Five years after Charlottesville, the leaders of the American far right have not succeeded in launching the radical revolution they hoped to achieve. Yet their ideology of violence has only continued to spread, and replacement theory has now fully entered the mainstream. Meanwhile, the politics of antisemitism has devolved into a zero-sum game of partisanship. Conservatives fell egregiously silent during the trial as many of their own talking points about racial demography and the perfidy of shadowy elites were retraced to far-right origins. Still, charging political hypocrisy will not stop the creeping spread of white nationalism. Nor will debating definitions of antisemitism or ranking anti-Jewish threats from across the political spectrum lead to greater moral insight. The more we oversimplify dangerous ideas, the less equipped we are to explain their origins and counter their influence.

This brings us back to "Jews will not replace us." Charlottesville was a defining moment in the history of American democracy.

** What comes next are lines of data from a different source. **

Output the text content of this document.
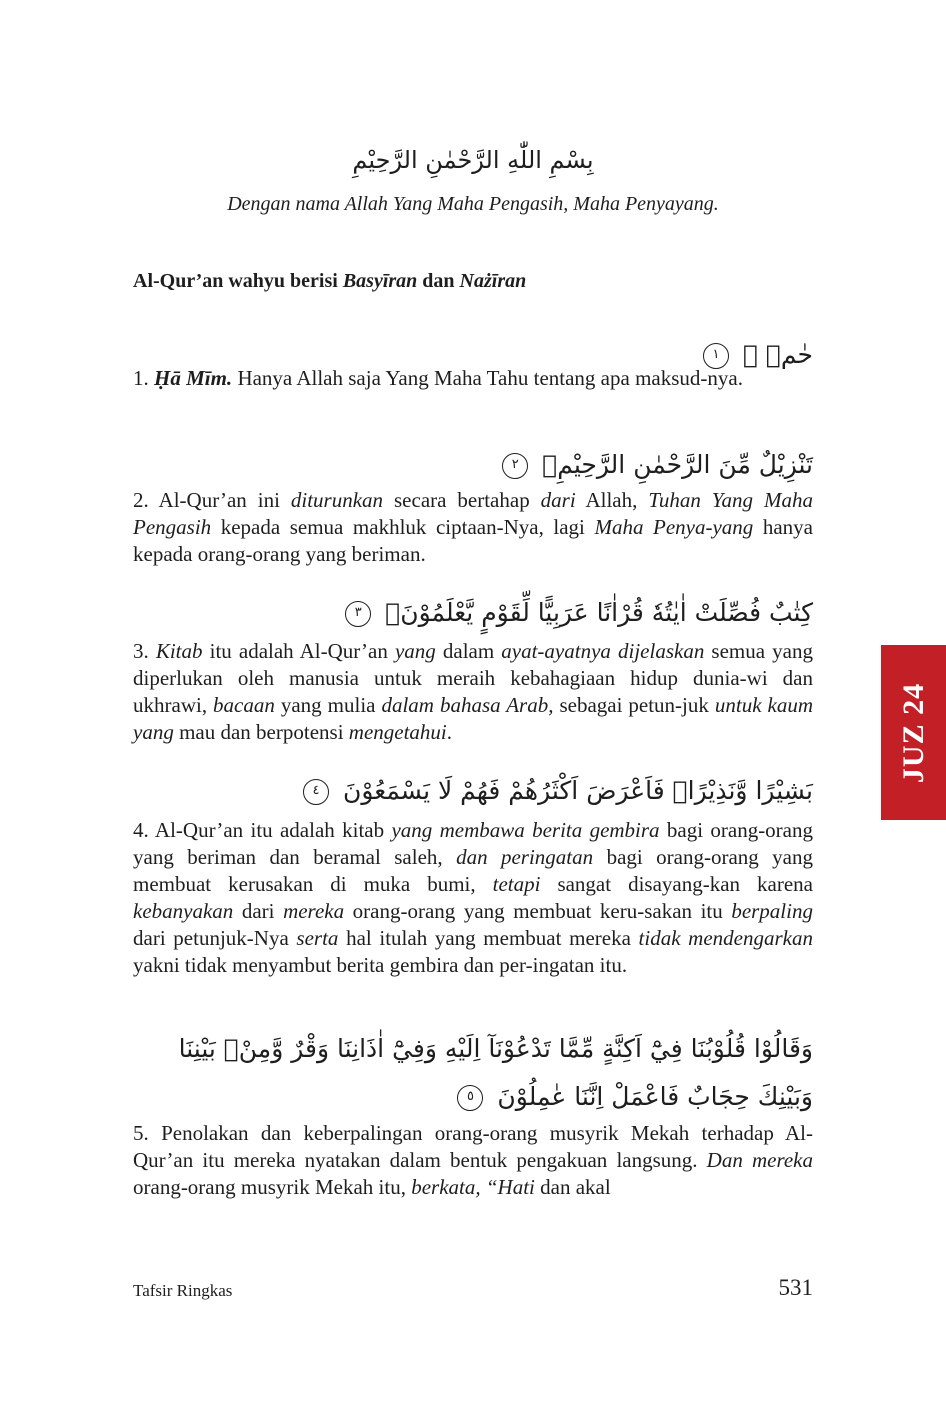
بِسْمِ اللّٰهِ الرَّحْمٰنِ الرَّحِيْمِ
Dengan nama Allah Yang Maha Pengasih, Maha Penyayang.
Al-Qur’an wahyu berisi Basyīran dan Nażīran
حٰمۤ ۚ ١
1. Ḥā Mīm. Hanya Allah saja Yang Maha Tahu tentang apa maksud-nya.
تَنْزِيْلٌ مِّنَ الرَّحْمٰنِ الرَّحِيْمِۚ ٢
2. Al-Qur’an ini diturunkan secara bertahap dari Allah, Tuhan Yang Maha Pengasih kepada semua makhluk ciptaan-Nya, lagi Maha Penya-yang hanya kepada orang-orang yang beriman.
كِتٰبٌ فُصِّلَتْ اٰيٰتُهٗ قُرْاٰنًا عَرَبِيًّا لِّقَوْمٍ يَّعْلَمُوْنَۙ ٣
3. Kitab itu adalah Al-Qur’an yang dalam ayat-ayatnya dijelaskan semua yang diperlukan oleh manusia untuk meraih kebahagiaan hidup dunia-wi dan ukhrawi, bacaan yang mulia dalam bahasa Arab, sebagai petun-juk untuk kaum yang mau dan berpotensi mengetahui.
بَشِيْرًا وَّنَذِيْرًاۚ فَاَعْرَضَ اَكْثَرُهُمْ فَهُمْ لَا يَسْمَعُوْنَ ٤
4. Al-Qur’an itu adalah kitab yang membawa berita gembira bagi orang-orang yang beriman dan beramal saleh, dan peringatan bagi orang-orang yang membuat kerusakan di muka bumi, tetapi sangat disayang-kan karena kebanyakan dari mereka orang-orang yang membuat keru-sakan itu berpaling dari petunjuk-Nya serta hal itulah yang membuat mereka tidak mendengarkan yakni tidak menyambut berita gembira dan per-ingatan itu.
وَقَالُوْا قُلُوْبُنَا فِيْٓ اَكِنَّةٍ مِّمَّا تَدْعُوْنَآ اِلَيْهِ وَفِيْٓ اٰذَانِنَا وَقْرٌ وَّمِنْۢ بَيْنِنَا وَبَيْنِكَ حِجَابٌ فَاعْمَلْ اِنَّنَا عٰمِلُوْنَ ٥
5. Penolakan dan keberpalingan orang-orang musyrik Mekah terhadap Al-Qur’an itu mereka nyatakan dalam bentuk pengakuan langsung. Dan mereka orang-orang musyrik Mekah itu, berkata, “Hati dan akal
JUZ 24
Tafsir Ringkas	531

The events of that weekend exposed the full moral depravity of the Republican presidential incumbent and galvanized the rise of his Democratic successor. The clash over a Confederate statue revealed public monuments to be a new battleground for old struggles over national memory. The images of street clashes led to dueling narratives over who is ultimately responsible for racial violence and social anarchy in America's streets. The political extremism on display that weekend hinted at what was to come four years later on Jan. 6, 2021.

No less, though, did the confused response to the anti-Jewish chant lay bare a gap in our public understanding of how race and religion interact in the making of white supremacy. Acknowledging the Jewish dimension in this story should not detract from, but rather add to our moment of national reckoning. Charlottesville reminds us of how extreme racism centers Jews in its sights in ways that endanger American communities of color as a whole. Decoding this virulent myth is a precondition to dismantling it. Better slogans alone will not defeat the enemies of democracy. Illiberal ideas can ultimately only be stopped by democratic politics and legal action. For that to happen, Americans will need to fashion a new language of justice.

James Loeffler is Berkowitz Professor of Jewish History at the University of Virginia, where he directs the UVA Jewish Studies Program. He is the author of Rooted Cosmopolitans: Jews and Human Rights in the Twentieth Century.

The views expressed in this article are the author's own.